Le racisme est un poison qui mine à nouveau dangereusement nos sociétés et que nous ne pouvons accepter de banaliser ou de relativiser. En cette journée, le Parti communiste, fidèle au combat quotidien qui est le sien depuis sa naissance, réaffirme que le racisme n’a pas sa place dans notre société et que face aux discours de l’extrême droite et de la droite, des mesures concrètes, des politiques publiques d’ampleur doivent être engagées.

Plus que jamais, face à tous les fauteurs de guerre, les valeurs de liberté, d’égalité, de fraternité, la laïcité et la solidarité sont les clés du monde futur.

Plus que jamais, une VIème République avec l’égalité au cœur est à bâtir.

Il y a urgence d’en finir avec toutes les discriminations en portant le combat pour le droit à l’égalité dans tous domaines de la société, sur tout le territoire de la République, en retrouvant le vrai sens de la laïcité et de la République sociale, garantes du vivre ensemble, en conjuguant du même pas lutte contre le racisme et lutte pour le progrès social.

Cela veut dire choisir des politiques publiques qui investissent dans les quartiers, dans les territoires ruraux pour leur développement, qui se tournent vers la jeunesse pour lui offrir des débouchés en matière de formation et d’emploi, des politiques publiques qui restaurent l’égalité des droits des citoyens sur tout le territoire en matière d’école, de logement, de santé, d’accès à la culture ; des politiques publiques dédiées à la relance du pouvoir d’achat, à la création d’emploi, à une nouvelle industrialisation de notre pays.

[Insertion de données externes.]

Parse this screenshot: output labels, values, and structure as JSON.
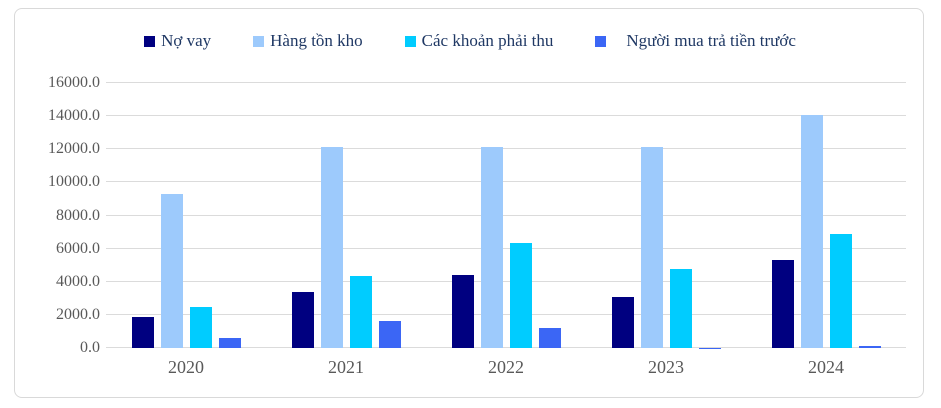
{
  "chart_data": {
    "type": "bar",
    "title": "",
    "xlabel": "",
    "ylabel": "",
    "categories": [
      "2020",
      "2021",
      "2022",
      "2023",
      "2024"
    ],
    "series": [
      {
        "name": "Nợ vay",
        "color": "#000080",
        "values": [
          1900,
          3400,
          4400,
          3050,
          5300
        ]
      },
      {
        "name": "Hàng tồn kho",
        "color": "#9DCAFC",
        "values": [
          9300,
          12150,
          12150,
          12150,
          14050
        ]
      },
      {
        "name": "Các khoản phải thu",
        "color": "#00CCFF",
        "values": [
          2450,
          4350,
          6350,
          4800,
          6900
        ]
      },
      {
        "name": "Người mua trả tiền trước",
        "color": "#3B66F5",
        "values": [
          620,
          1650,
          1200,
          20,
          140
        ]
      }
    ],
    "ylim": [
      0,
      16000
    ],
    "ytick_step": 2000,
    "ytick_labels": [
      "0.0",
      "2000.0",
      "4000.0",
      "6000.0",
      "8000.0",
      "10000.0",
      "12000.0",
      "14000.0",
      "16000.0"
    ],
    "legend_position": "top",
    "grid": "horizontal"
  },
  "styles": {
    "background": "#FFFFFF",
    "frame_border_color": "#D9D9D9",
    "gridline_color": "#DBDBDB",
    "axis_text_color": "#595959",
    "legend_text_color": "#1F3864"
  }
}
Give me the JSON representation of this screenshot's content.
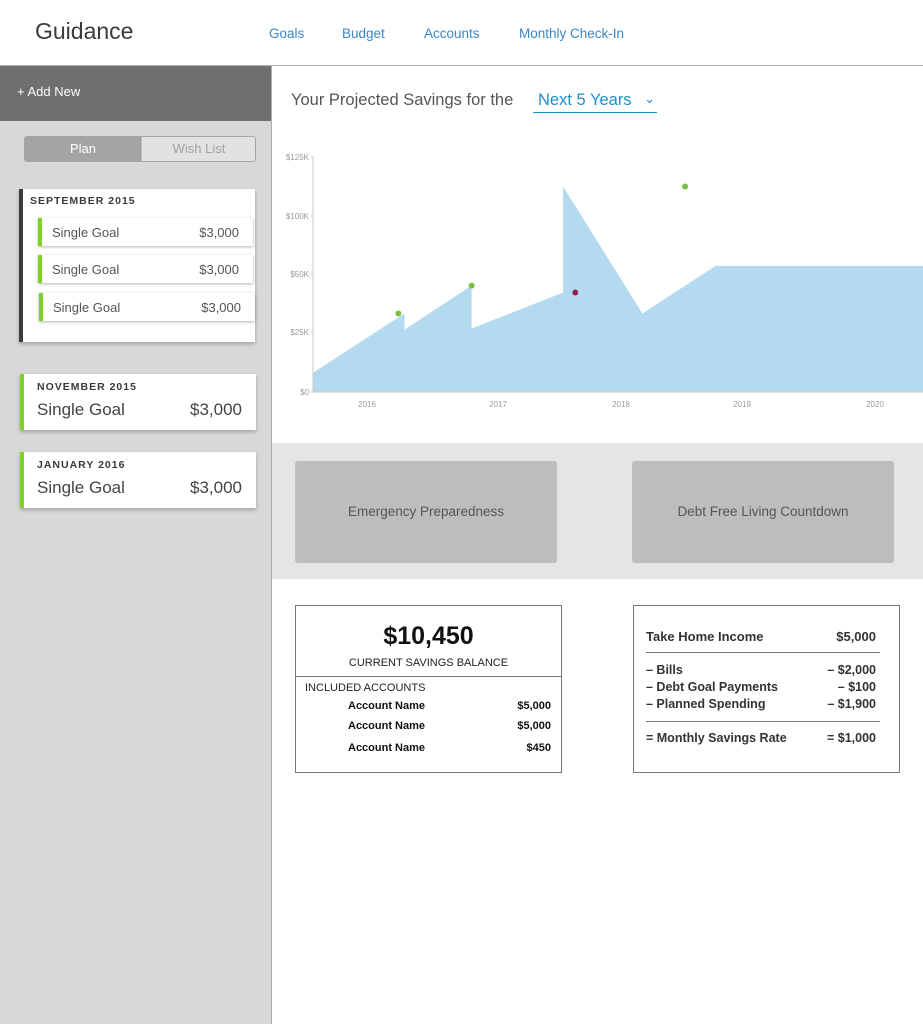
{
  "header": {
    "brand": "Guidance",
    "nav": [
      "Goals",
      "Budget",
      "Accounts",
      "Monthly Check-In"
    ]
  },
  "sidebar": {
    "add_new": "+ Add New",
    "toggle": {
      "plan": "Plan",
      "wish_list": "Wish List",
      "active": "Plan"
    },
    "groups": [
      {
        "month": "SEPTEMBER 2015",
        "goals": [
          {
            "name": "Single Goal",
            "amount": "$3,000"
          },
          {
            "name": "Single Goal",
            "amount": "$3,000"
          },
          {
            "name": "Single Goal",
            "amount": "$3,000"
          }
        ]
      },
      {
        "month": "NOVEMBER 2015",
        "goals": [
          {
            "name": "Single Goal",
            "amount": "$3,000"
          }
        ]
      },
      {
        "month": "JANUARY 2016",
        "goals": [
          {
            "name": "Single Goal",
            "amount": "$3,000"
          }
        ]
      }
    ]
  },
  "projection": {
    "label": "Your Projected Savings for the",
    "period": "Next 5 Years"
  },
  "chart_data": {
    "type": "area",
    "y_tick_labels": [
      "$0",
      "$25K",
      "$50K",
      "$100K",
      "$125K"
    ],
    "x_tick_labels": [
      "2016",
      "2017",
      "2018",
      "2019",
      "2020"
    ],
    "x": [
      2015.6,
      2016.35,
      2016.35,
      2016.9,
      2016.9,
      2017.65,
      2017.65,
      2018.3,
      2018.3,
      2018.9
    ],
    "y": [
      8000,
      33000,
      26000,
      45000,
      26500,
      42000,
      112500,
      33000,
      33000,
      57000
    ],
    "area_color": "#b3daee",
    "markers": [
      {
        "x": 2016.3,
        "y": 33000,
        "color": "#7ac143"
      },
      {
        "x": 2016.9,
        "y": 45000,
        "color": "#7ac143"
      },
      {
        "x": 2017.75,
        "y": 42000,
        "color": "#9b1b5a"
      },
      {
        "x": 2018.65,
        "y": 112500,
        "color": "#7ac143"
      }
    ]
  },
  "tiles": [
    "Emergency Preparedness",
    "Debt Free Living Countdown"
  ],
  "savings": {
    "balance": "$10,450",
    "balance_label": "CURRENT SAVINGS BALANCE",
    "included_label": "INCLUDED ACCOUNTS",
    "accounts": [
      {
        "name": "Account Name",
        "value": "$5,000"
      },
      {
        "name": "Account Name",
        "value": "$5,000"
      },
      {
        "name": "Account Name",
        "value": "$450"
      }
    ]
  },
  "budget": {
    "income": {
      "label": "Take Home Income",
      "value": "$5,000"
    },
    "deductions": [
      {
        "label": "– Bills",
        "value": "– $2,000"
      },
      {
        "label": "– Debt Goal Payments",
        "value": "– $100"
      },
      {
        "label": "– Planned Spending",
        "value": "– $1,900"
      }
    ],
    "result": {
      "label": "= Monthly Savings Rate",
      "value": "= $1,000"
    }
  }
}
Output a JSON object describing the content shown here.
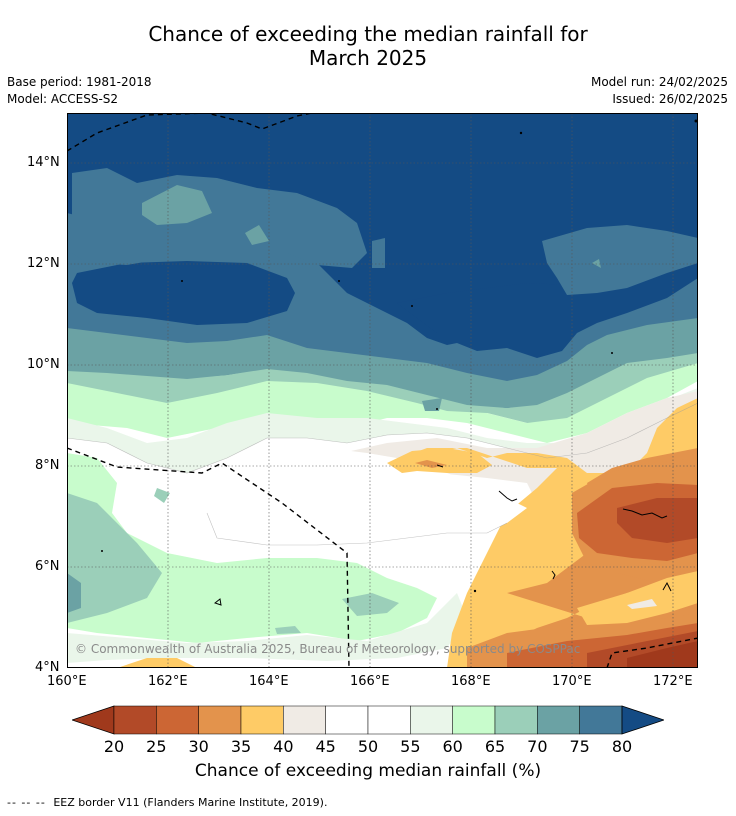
{
  "title_line1": "Chance of exceeding the median rainfall for",
  "title_line2": "March 2025",
  "base_period": "Base period: 1981-2018",
  "model": "Model: ACCESS-S2",
  "model_run": "Model run: 24/02/2025",
  "issued": "Issued: 26/02/2025",
  "y_ticks": [
    "14°N",
    "12°N",
    "10°N",
    "8°N",
    "6°N",
    "4°N"
  ],
  "x_ticks": [
    "160°E",
    "162°E",
    "164°E",
    "166°E",
    "168°E",
    "170°E",
    "172°E"
  ],
  "copyright": "© Commonwealth of Australia 2025, Bureau of Meteorology, supported by COSPPac",
  "colorbar": {
    "ticks": [
      "20",
      "25",
      "30",
      "35",
      "40",
      "45",
      "50",
      "55",
      "60",
      "65",
      "70",
      "75",
      "80"
    ],
    "colors": [
      "#a0391c",
      "#b24a28",
      "#cc6634",
      "#e3934c",
      "#fecb66",
      "#f0ebe5",
      "#ffffff",
      "#ffffff",
      "#eaf6ea",
      "#c8fccc",
      "#9bcfb9",
      "#6ba2a4",
      "#427898",
      "#144b84"
    ],
    "title": "Chance of exceeding median rainfall (%)"
  },
  "footnote_dashes": "-- -- --",
  "footnote": "EEZ border V11 (Flanders Marine Institute, 2019)."
}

Cela veut dire concrétiser partout et pour tous l’exigence d’égalité. J’appelle, au nom du PCF, l’ensemble de la population à s’unir et à agir, au cours de cette journée et au-delà, pour :

  • La mise en œuvre effective de l’arsenal juridique en matière répressive contre toutes les discriminations, en particulier en matière d’embauche et d’accès au logement ;

  • Le renforcement de l’éducation antiraciste à l’école et développement d’actions pour la transmission de la mémoire des génocides, de l’esclavage et de la colonisation ;

  • La délivrance d’un récépissé lors des contrôles d’identité ;

  • La reconnaissance de la citoyenneté de résidence et du droit de vote de résidents étrangers ;

  • Le respect de l’égalité des droits au travail entre Français et immigrés, la stricte application du principe « à travail égal, salaire égal », et la sanction des pratiques patronales discriminatoires ;

  • La levée de l’interdiction de travailler des demandeurs d’asile et la régularisation des sans papiers ;

  • La refonte des politiques locales de lutte contre le racisme, l’antisémitisme et la xénophobie et établissement de plans territoriaux avec les moyens dédiés pour les associations ;

  • La mise en place de délégués départementaux de l’Observatoire national de la laïcité pour la médiation, l’apaisement des tensions, le règlement des conflits dans un esprit républicain.